Руки гладятъ по волосамъ, прижимаютъ разгоряченное лицо къ высокой и, какъ будто, холодной груди. Но покой, долго жданный покой — не приходитъ. Чудится другая любовь, другія ласки — и звучный смѣхъ.
— Люблю тебя.
— Я вѣрю. Но довольно ли тебѣ моей любви?
Спрашиваетъ, — какъ задаетъ загадку. Такъ много загадокъ встало вокругъ за послѣдніе дни. Не разрѣшить ихъ. Тяжелыя загадки: давятъ камнемъ.

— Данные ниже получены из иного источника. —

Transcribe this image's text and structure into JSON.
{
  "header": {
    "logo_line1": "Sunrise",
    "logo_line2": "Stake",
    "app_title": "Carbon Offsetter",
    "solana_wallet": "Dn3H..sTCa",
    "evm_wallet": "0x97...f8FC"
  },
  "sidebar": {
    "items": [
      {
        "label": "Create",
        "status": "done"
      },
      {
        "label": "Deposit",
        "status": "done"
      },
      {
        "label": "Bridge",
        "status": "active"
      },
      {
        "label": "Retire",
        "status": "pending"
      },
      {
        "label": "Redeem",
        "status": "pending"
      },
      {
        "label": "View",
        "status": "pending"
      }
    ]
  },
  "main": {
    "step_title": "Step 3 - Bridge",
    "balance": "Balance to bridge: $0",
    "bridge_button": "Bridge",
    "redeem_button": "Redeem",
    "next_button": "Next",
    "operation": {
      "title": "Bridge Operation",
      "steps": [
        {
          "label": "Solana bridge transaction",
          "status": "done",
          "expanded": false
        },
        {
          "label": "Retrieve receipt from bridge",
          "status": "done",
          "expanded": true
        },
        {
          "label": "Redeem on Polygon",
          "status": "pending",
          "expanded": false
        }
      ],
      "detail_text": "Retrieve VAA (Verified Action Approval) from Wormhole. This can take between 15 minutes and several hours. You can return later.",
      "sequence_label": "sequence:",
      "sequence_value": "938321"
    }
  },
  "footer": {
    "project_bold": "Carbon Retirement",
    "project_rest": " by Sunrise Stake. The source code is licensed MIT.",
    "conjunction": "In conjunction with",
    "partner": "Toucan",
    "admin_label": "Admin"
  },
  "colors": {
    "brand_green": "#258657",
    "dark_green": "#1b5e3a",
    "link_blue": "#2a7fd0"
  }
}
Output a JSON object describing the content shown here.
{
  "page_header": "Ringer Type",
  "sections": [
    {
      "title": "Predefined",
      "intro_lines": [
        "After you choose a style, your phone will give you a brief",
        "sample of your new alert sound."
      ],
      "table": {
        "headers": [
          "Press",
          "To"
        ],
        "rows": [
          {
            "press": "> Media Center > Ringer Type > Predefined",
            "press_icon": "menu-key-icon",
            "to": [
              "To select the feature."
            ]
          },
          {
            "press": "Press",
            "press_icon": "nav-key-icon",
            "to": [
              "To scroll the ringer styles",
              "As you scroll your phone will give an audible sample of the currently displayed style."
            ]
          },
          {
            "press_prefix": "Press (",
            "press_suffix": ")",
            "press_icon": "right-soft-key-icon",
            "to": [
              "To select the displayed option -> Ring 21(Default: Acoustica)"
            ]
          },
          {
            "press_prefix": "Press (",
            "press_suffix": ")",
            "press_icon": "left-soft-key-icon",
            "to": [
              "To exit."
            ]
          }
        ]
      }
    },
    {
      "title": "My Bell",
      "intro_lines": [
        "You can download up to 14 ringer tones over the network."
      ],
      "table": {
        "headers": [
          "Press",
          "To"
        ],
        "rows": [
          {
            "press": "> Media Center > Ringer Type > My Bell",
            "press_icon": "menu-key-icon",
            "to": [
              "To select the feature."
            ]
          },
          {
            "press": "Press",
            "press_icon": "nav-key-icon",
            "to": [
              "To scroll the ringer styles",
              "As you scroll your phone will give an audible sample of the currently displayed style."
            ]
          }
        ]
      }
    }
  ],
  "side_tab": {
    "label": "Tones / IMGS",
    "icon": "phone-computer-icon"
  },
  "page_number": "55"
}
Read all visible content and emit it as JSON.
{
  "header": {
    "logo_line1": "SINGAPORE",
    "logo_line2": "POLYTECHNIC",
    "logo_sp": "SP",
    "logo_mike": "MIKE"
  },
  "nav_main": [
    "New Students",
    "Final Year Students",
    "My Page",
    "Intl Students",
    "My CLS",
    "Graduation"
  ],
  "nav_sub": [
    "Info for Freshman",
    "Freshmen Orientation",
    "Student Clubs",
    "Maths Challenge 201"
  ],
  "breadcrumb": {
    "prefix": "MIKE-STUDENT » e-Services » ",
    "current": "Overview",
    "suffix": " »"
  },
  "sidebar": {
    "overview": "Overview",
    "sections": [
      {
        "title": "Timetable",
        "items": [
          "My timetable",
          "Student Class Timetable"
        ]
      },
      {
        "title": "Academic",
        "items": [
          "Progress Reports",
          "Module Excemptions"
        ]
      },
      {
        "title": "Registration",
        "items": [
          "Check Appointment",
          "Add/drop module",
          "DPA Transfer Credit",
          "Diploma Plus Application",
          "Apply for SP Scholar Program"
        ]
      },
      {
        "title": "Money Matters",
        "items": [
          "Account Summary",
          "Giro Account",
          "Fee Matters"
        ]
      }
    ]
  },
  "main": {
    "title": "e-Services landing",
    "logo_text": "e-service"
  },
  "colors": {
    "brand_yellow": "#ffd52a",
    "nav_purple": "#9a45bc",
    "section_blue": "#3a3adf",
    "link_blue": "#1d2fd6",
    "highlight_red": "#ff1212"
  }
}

— Не только тихія радости нужны мнѣ, Лія. И не одно только наслажденіе, — наслажденіе творчества. И твоя любовь — какъ творчество. Они связаны вмѣстѣ и нѣтъ между ними границы, какъ между жизнью и смертью. А я — человѣкъ, и хочу бурнаго, свѣтлаго, золотого…
Лія молчитъ. И въ молчаніи онъ угадываетъ отвѣтъ
— Но что я безъ тебя, Лія? Я все тебѣ отдалъ и все взялъ у тебя. Развѣ одни тѣла наши соединились? Не тѣла, а все существо, всѣ помыслы, вся жизнь. Всегда буду съ тобой, только съ тобой.
— И будешь желать, какъ высшей радости, покоя, отдыха? Этого мало, Коро.
Гладятъ голову ласковыя руки. Тихо ползутъ минуты и убѣгаютъ часы. Случайный чужой голосъ возвращаетъ къ жизни.
— Развѣ ты не съ нами, Коро?
Это — Абела. Тревога, навѣянная видомъ смерти, давно уже сбѣжала съ ея лица. Свѣжимъ блескомъ блестятъ глаза и блестятъ росинки на влажной одеждѣ.
— Какой туманъ въ долинѣ. Поднялся теперь высоко, къ самымъ горамъ. Какъ будто облака спустились на землю, чтобы проводить Павла. Но развѣ ты не съ нами?
Коро колеблется, но читаетъ просьбу въ глазахъ Ліи:
— Иди.
И сейчасъ не можетъ не повиноваться ей. Сама Лія не можетъ уйти, потому-что ребенокъ скоро проснется
Выходитъ вдвоемъ съ Абелой и сырой туманъ охватываетъ ихъ съ ногъ до головы. Въ этомъ туманѣ двигаются люди, какъ прозрачныя тѣни. Трудно узнать своихъ близкихъ. Вотъ высокій Акро. А здѣсь— Формика. Вся закуталась въ плащъ. Кто-то разговариваетъ съ нею жалобнымъ страдающимъ голосомъ.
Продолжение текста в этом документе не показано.